When does a wavefunction get re-created after a collapse? Maybe another way of asking this would be, "When is decoherence un-done for a particle?"
Example:
Consider that we shoot an electron from a gun. Whilst in transit the electron is just a probability wave. At some point along it's path we make a measurement which collapses its wavefunction (decoherence). When does that electron ever become a probability wave again? Surely its wavefunction doesn't stay collapsed forever, or else everything in the universe would be collapsed at this point. So the question is, at what point in time, and what event/action, causes the electron to ever become probabilistic again, returning it to a state which is equivalent to when it was in transit before we made our measurement?
Another way of looking at the question would be: In the electron gun, the electron is bound to a proton, and collapsed. When, and what, makes it uncollapse when it is ejected from the proton and out of the gun, turning it back into pure probability?
 A: Let's say you measured the position of the electron exactly. While you might think that the electron has lost all it's quantum properties since it is localized in space and the wavefunction has collapsed, this is not true.
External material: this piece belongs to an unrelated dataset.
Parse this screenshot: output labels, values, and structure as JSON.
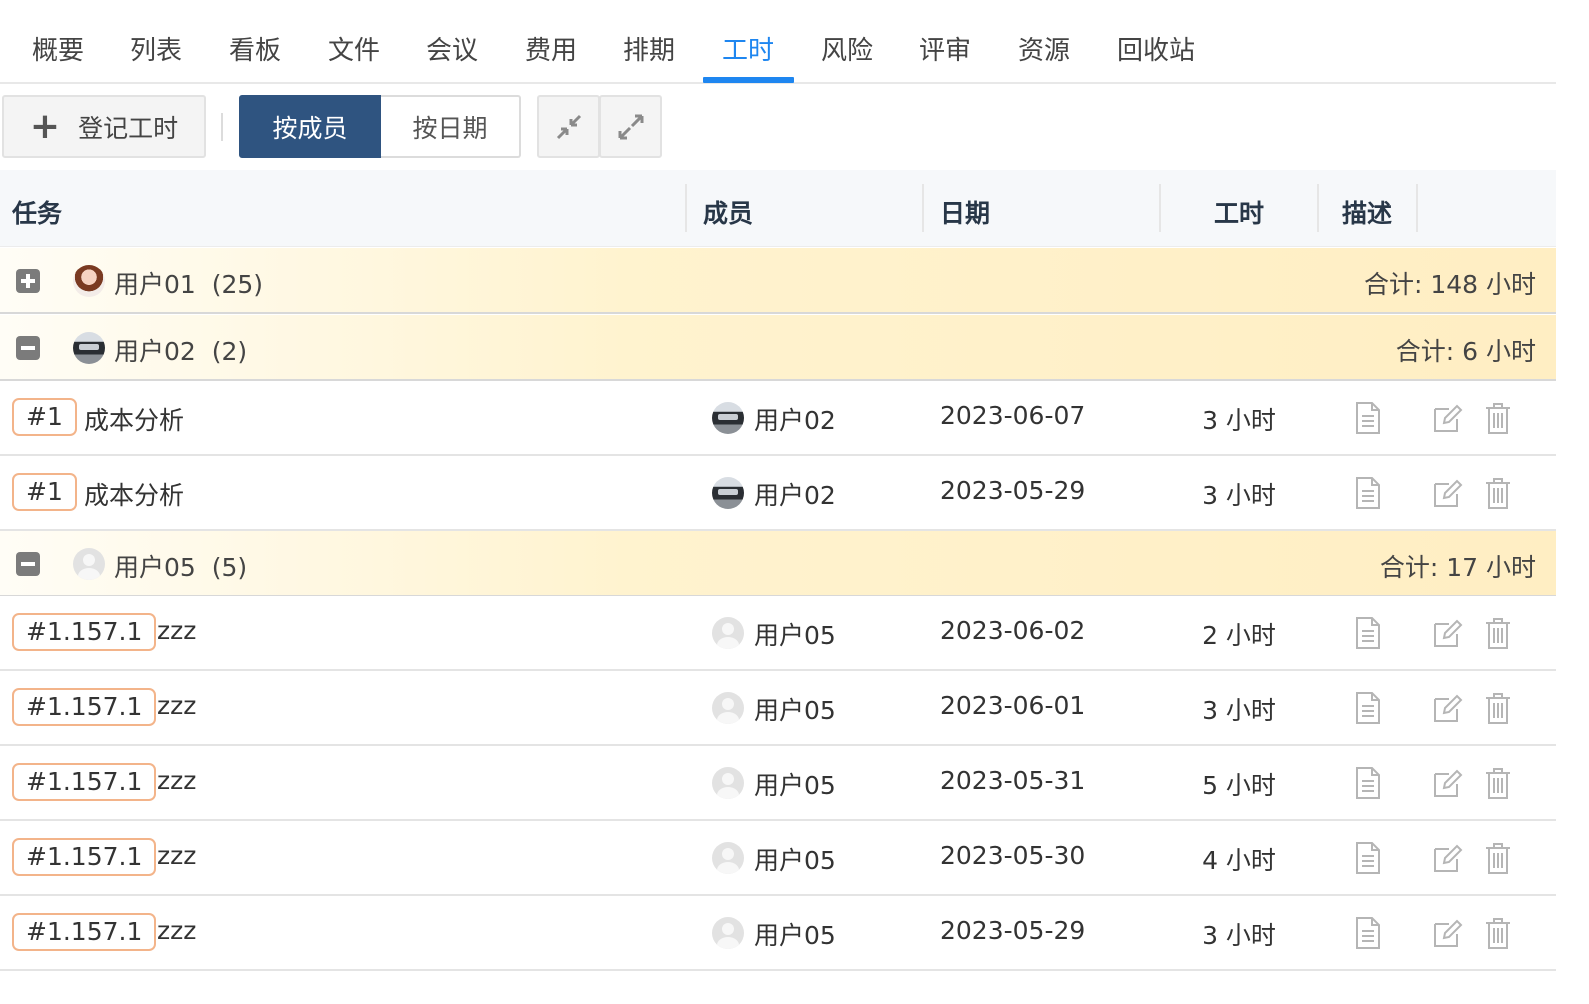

This is because the collapse of the wavefunction depends intrinsically on the measurement that you are performing.
Let me clarify that statement. I presume you're in some sense familiar with the uncertainty principle. Informally, the more localized a particle is in space, the more spread you have in the momenta and vice versa. By measuring the position exactly, we get a wavefunction that is completely localized in the position basis, but completely unlocalized in the momentum basis! So by collapsing the wavefunction, we actually get something that is not classical at all from the momentum point of view.
So to answer your question, the collapse of a wavefunction is only the abrupt change to an (eigen)state of your measurement, it never stops being a wavefunction. For that reason, the wavefunction will just evolve according to the Schrödinger equation after the measurement, and there is no real physical distinction between a collapsed and uncollapsed wavefunction; as most things in quantum mechanics, it all depends on the basis that you use to look at a problem.